Si además se suma la ausencia de la fuerza militar del Estado, que a pesar de las amenazas del ministro de Defensa Civil continúa concentrada en la cacería del líder de las Farc, la guerrilla tiene motivos para creer que de las negociaciones puede y debe obtener mucho más de lo que la imaginación pública cree.
Si bien es cierto que la guerrilla o la CNG no está en capacidad de tomarse el poder, también lo es que ejerce una soberanía relativa en amplias zonas rurales del país, en las que la ciudadanía acepta mal que bien su autoridad. Y más cierto, que las fuerzas militares no han demostrado capacidad operativa para que se repliegue en el terreno de combate y en las mesas de negociaciones.
De allí que también las interpretaciones de la actual fase de violencia le presten poca atención a la expansión de las nuevas formas paramilitares y de autodefensa que se gestan contra la guerrilla ante el silencio del gobierno. Es claro que ya no es una política oficial de la institución armada. Pero el que no lo sea no impide que los civiles asuman esa forma de defensa de sus intereses ante la creciente presencia guerrillera que los acorrala con secuestros, boleteos, etc.
De allí que el país de nuevo esté dividido en dos. Los que por diferentes circunstancias se someten o aceptan la autoridad local de la guerrilla, y los que por diversos motivos han asumido formas de defensa armada para alejar a la guerrilla.
Así las cosas, no hay que crearse grandes expectativas por Caracas II, a pesar de la gran voluntad que pueda tener Horacio Serpa de prestarle el servicio al país, ya que existe una gran dificultad objetiva para que en una mesa de negociaciones se pueda detener la confrontación. En parte porque es poco lo que puede ofrecerle, gobierno o Estado, a una eventual guerrilla desmovilizada.

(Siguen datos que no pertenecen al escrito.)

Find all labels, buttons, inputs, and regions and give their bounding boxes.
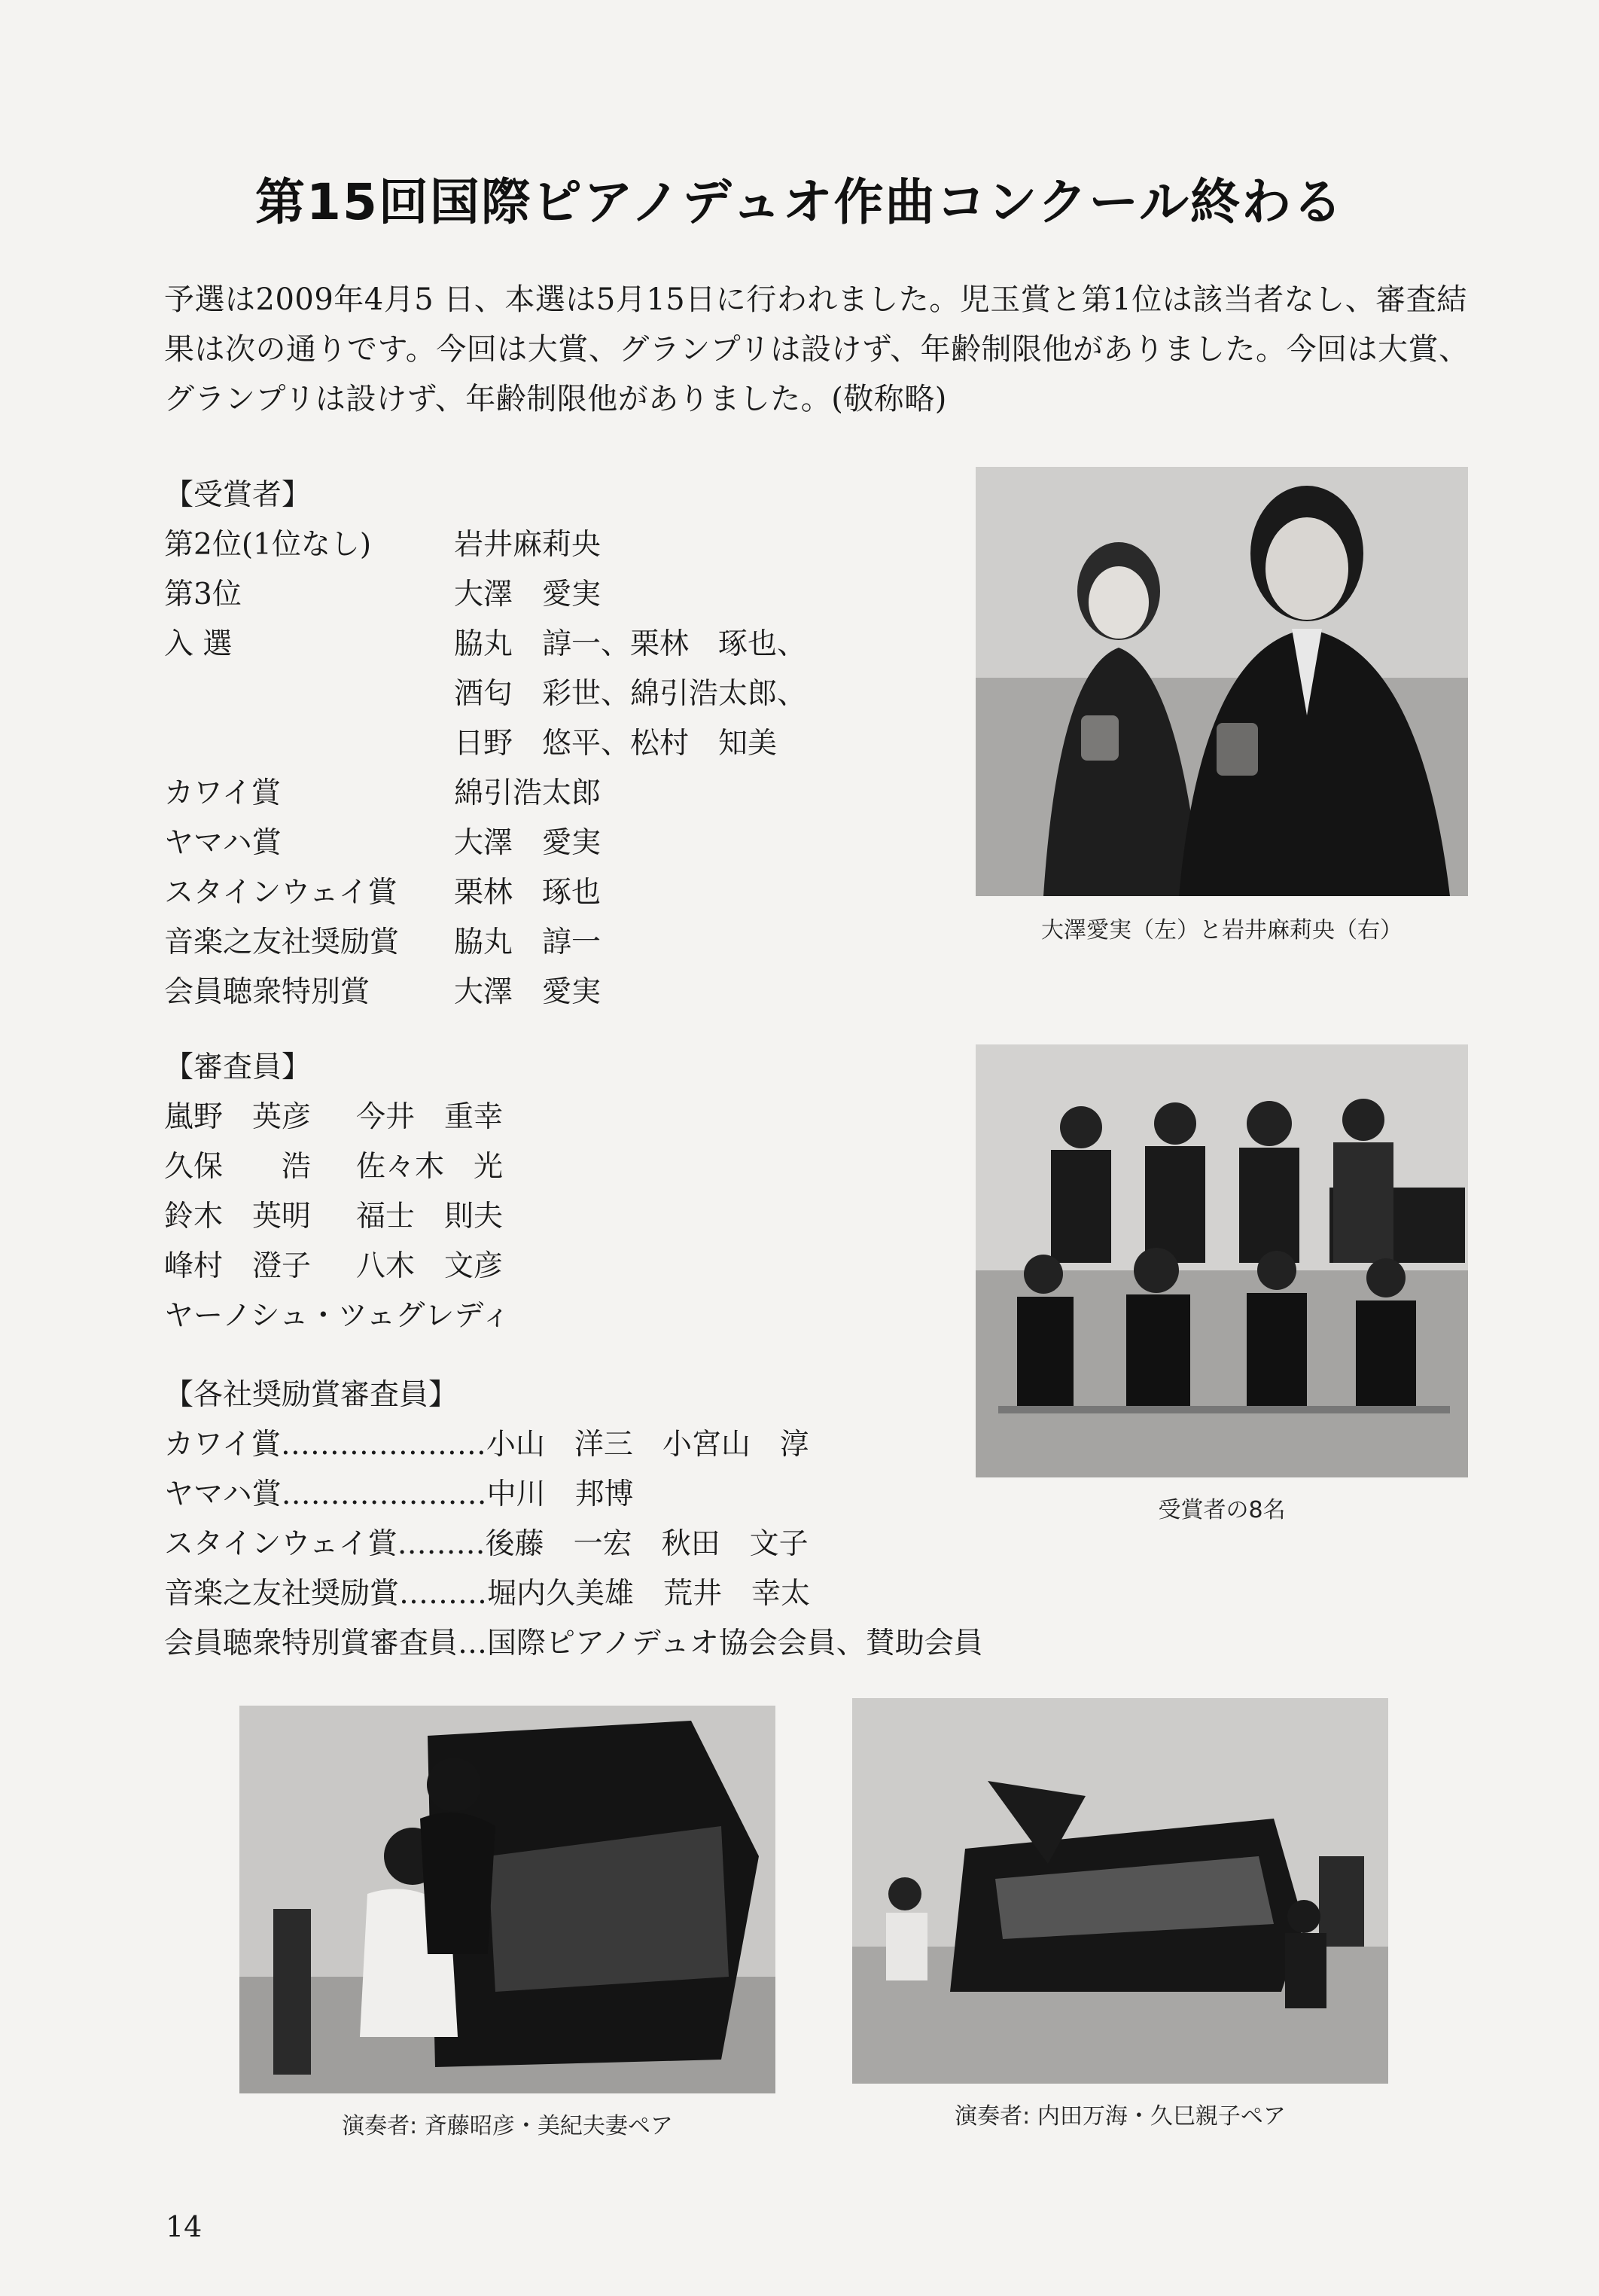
award-value: 日野 悠平、松村 知美 [454,727,778,761]
sponsor-judges-section [164,1371,983,1669]
judge-row [164,1142,510,1192]
winners-photo [976,467,1468,896]
award-value: 綿引浩太郎 [454,776,602,810]
award-value: 脇丸 諄一 [454,925,602,959]
award-value: 大澤 愛実 [454,826,602,860]
award-label: カワイ賞 [164,776,281,810]
sponsor-judge-row: カワイ賞…………………小山 洋三 小宮山 淳 [164,1428,809,1462]
award-label [164,719,454,769]
award-row [164,769,806,819]
award-label: 第2位(1位なし) [164,528,372,562]
award-label [164,669,454,719]
sponsor-judge-row: 会員聴衆特別賞審査員…国際ピアノデュオ協会会員、賛助会員 [164,1627,983,1660]
award-row [164,868,806,918]
awards-heading: 【受賞者】 [164,478,312,512]
judge-name: 今井 重幸 [356,1100,504,1134]
sponsor-judge-row: ヤマハ賞…………………中川 邦博 [164,1477,634,1511]
judge-name: 峰村 澄子 [164,1249,312,1283]
saito-duo-photo [239,1706,775,2093]
judge-name: 八木 文彦 [356,1249,504,1283]
judges-section [164,1043,510,1341]
intro-paragraph: 予選は2009年4月5 日、本選は5月15日に行われました。児玉賞と第1位は該当者なし、審査結果は次の通りです。今回は大賞、グランプリは設けず、年齢制限他がありました。今回は大賞、グランプリは設けず、年齢制限他がありました。(敬称略) [164,282,1470,416]
award-row [164,620,806,669]
award-label: 入 選 [164,627,233,661]
award-label: ヤマハ賞 [164,826,282,860]
award-value: 大澤 愛実 [454,975,602,1009]
page-number: 14 [166,2210,203,2243]
award-label: 音楽之友社奨励賞 [164,925,400,959]
sponsor-judge-row: スタインウェイ賞………後藤 一宏 秋田 文子 [164,1527,809,1561]
sponsor-judge-row: 音楽之友社奨励賞………堀内久美雄 荒井 幸太 [164,1577,811,1611]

Y se trataría de cederle a la CNG un espacio del ponqué del poder. Hacerlo implica negociar con ellos, adquirir y acordar planes de desarrollo, de inversión, de reformas políticas. Es decir, tener un interlocutor que hoy en día no existe. ¿Hay disposición entre la clase dirigente y los partidos políticos de ceder ese espacio? Es claro que a la CNG no la neutralizarán con un ministerio, y que desde los años 50s en el país no hay interlocutores sino un mismo frente al ejercicio del poder.
Así es que en las negociaciones de Caracas II, la guerrilla buscará de nuevo la aceptación de ese espacio político, no porque se firme en un papel, sino porque esa expectativa sería uno de los pocos incentivos que tendrían quienes no han sido derrotados en los campos para entrar a la lucha política legal. Tampoco quiere decir que la única opción sea derrotarlos por la vía militar, sino que como en el caso de El Salvador, los dos bandos tienen algo que ceder, unas reformas que hacer si quieren firmar la paz y volver a caminar por las mismas calles sin dispararse al reconocerse.